In 2011, the company initiated a $1.5 NAV buyback programme, which, while modest, should be NAV-enhancing. Net cash in September was $25.8 million, so there is room to step up share repurchases in future.

Origo is self-managed, with more than 50 employees and ongoing expenses (excluding performance fees) of about $6 million. The senior management positions are held by executive chairman Wang Chao Yong, chief executive Chris Rynning and chief financial officer Niklas Ponnert.

A performance fee introduced in 2009 gave senior management 20% of realised profits on investments over a 10% per annum hurdle. At the end of June 2012, Origo had accrued performance fees of $6 million.

There are also 13.6 million options exercisable at 31p, 11.5 million exercisable at 23.45p and 4.8 million granted in 2009, initially exercisable at 15.5p but this grows by 3.5% per annum. Most of these are held by the senior management. While all of these options are underwater, they could act as a drag on future performance and could add 8.3% to the issued share capital.

Future shock

So what upside is there in the portfolio? A lot will depend on your view of China and whether you believe the recent positive news coming out of the country will be sustained, but one issue, more than any other, has affected Origo’s recent fortunes: the introduction of a new mineral law in Mongolia.

More than half (54%) of the fund is invested in metals/mining stocks and Mongolian projects account for more than 40% of the fund. The biggest is Gobi Coal & Energy but it also holds stakes in Moly World, a molybdenum/tungsten project, and Kincora Copper, Kincora’s Bronze Fox copper/gold deposit, sits alongside Rio’s larger Oyu Tolgoi operation.

Gobi Coal (almost 30% of the fund) is also held by Baker Steel. Recently it wrote down its carrying value on the back of poor prices for Mongolian coal at the Chinese border. Gobi was supposed to float in 2012 but the Mongolian government started to make noises about rewriting the law that underpins the state’s relationship with big, mostly foreign-owned, resource projects, and this unnerved investors.

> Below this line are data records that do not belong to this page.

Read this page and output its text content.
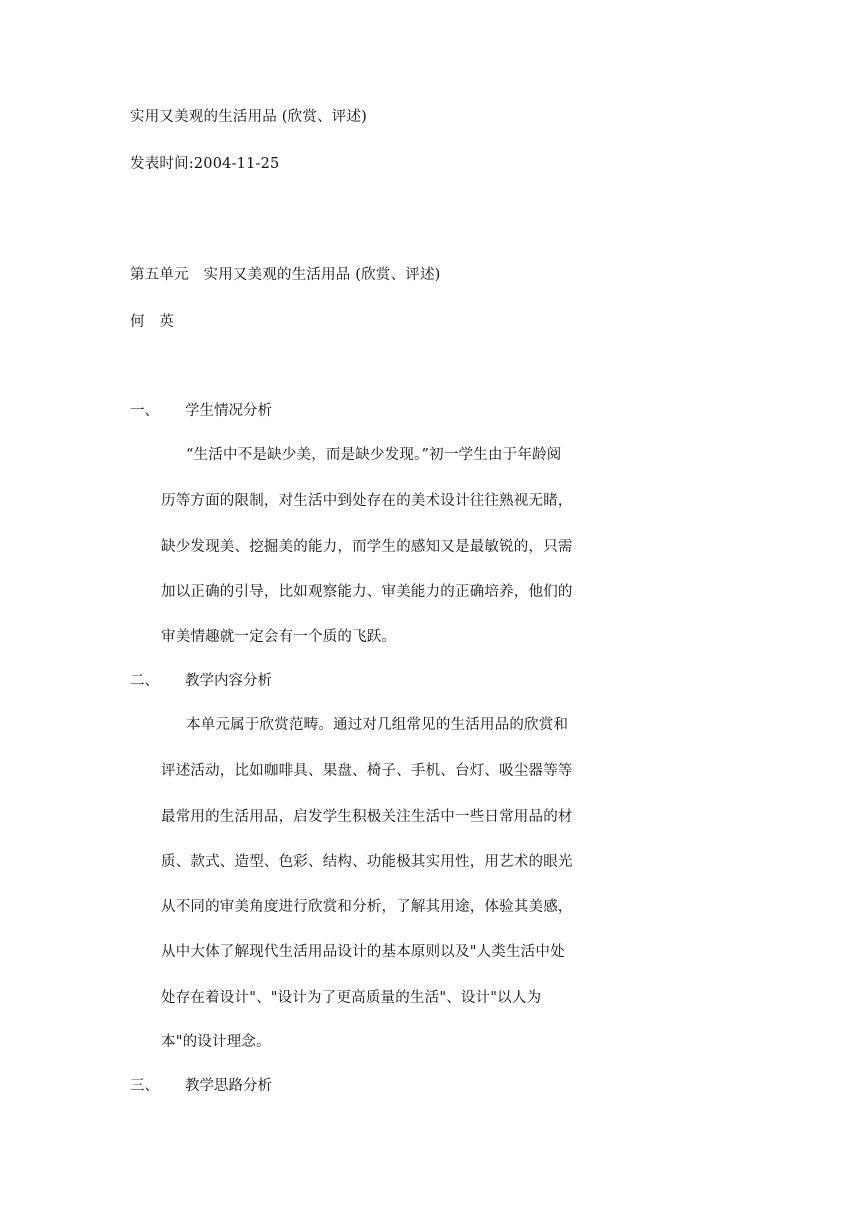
实用又美观的生活用品 (欣赏、评述)
发表时间:2004-11-25
第五单元　实用又美观的生活用品 (欣赏、评述)
何　英
一、 学生情况分析
“生活中不是缺少美，而是缺少发现。”初一学生由于年龄阅
历等方面的限制，对生活中到处存在的美术设计往往熟视无睹，
缺少发现美、挖掘美的能力，而学生的感知又是最敏锐的，只需
加以正确的引导，比如观察能力、审美能力的正确培养，他们的
审美情趣就一定会有一个质的飞跃。
二、 教学内容分析
本单元属于欣赏范畴。通过对几组常见的生活用品的欣赏和
评述活动，比如咖啡具、果盘、椅子、手机、台灯、吸尘器等等
最常用的生活用品，启发学生积极关注生活中一些日常用品的材
质、款式、造型、色彩、结构、功能极其实用性，用艺术的眼光
从不同的审美角度进行欣赏和分析，了解其用途，体验其美感，
从中大体了解现代生活用品设计的基本原则以及"人类生活中处
处存在着设计"、"设计为了更高质量的生活"、设计"以人为
本"的设计理念。
三、 教学思路分析
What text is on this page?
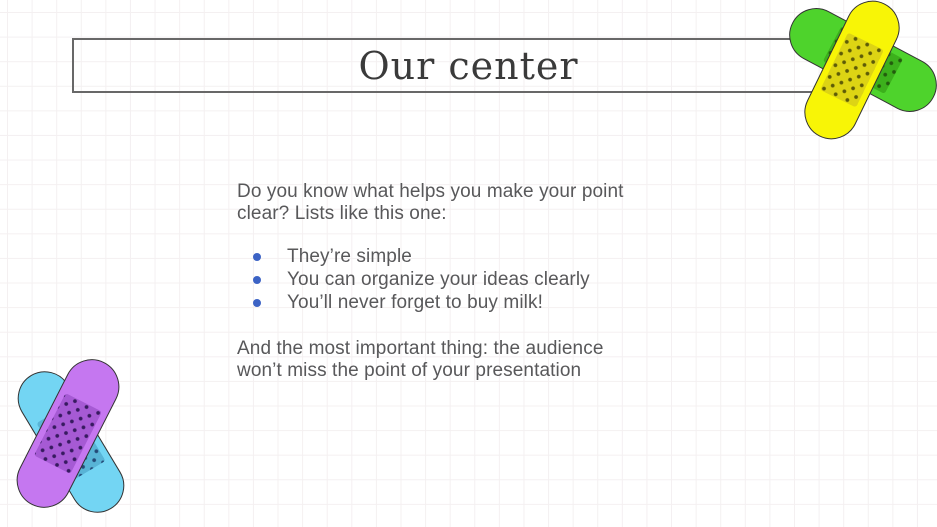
Our center

Do you know what helps you make your point
clear? Lists like this one:

They’re simple
You can organize your ideas clearly
You’ll never forget to buy milk!

And the most important thing: the audience
won’t miss the point of your presentation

As drafted, the law says Mongolian citizens must hold at least 34%/51% in each project (depending on the type of project), the state has pre-emptive rights in the event that a project changes hands and it can take a stake in the licence holder of a deposit for no consideration.

Unsurprisingly, investors are protesting. If the law is watered down, Origo’s shares should jump; if not, the focus switches to its remaining investments.

These include Celadon Mining, a Chinese coal miner, two holdings in the agricultural sector (25% of the fund) China Rice (rice processing and distribution) and RM Wiliams (an Australian farming company exporting to China) and a spread of ‘clean tech’ investments (17%) including stakes in China Cleantech Partners (a fund launched in conjunction with Ecofin), Unipower Battery (lithium ion batteries) and Niutech Energy (tyre and plastic recycling).

We will know what the real discount is when Origo releases its end-December NAV estimate around the end of this month, when it makes its next interim statement. Short-term success largely depends on factors outside its control but, with a fair wind, Origo could be a winner in 2013.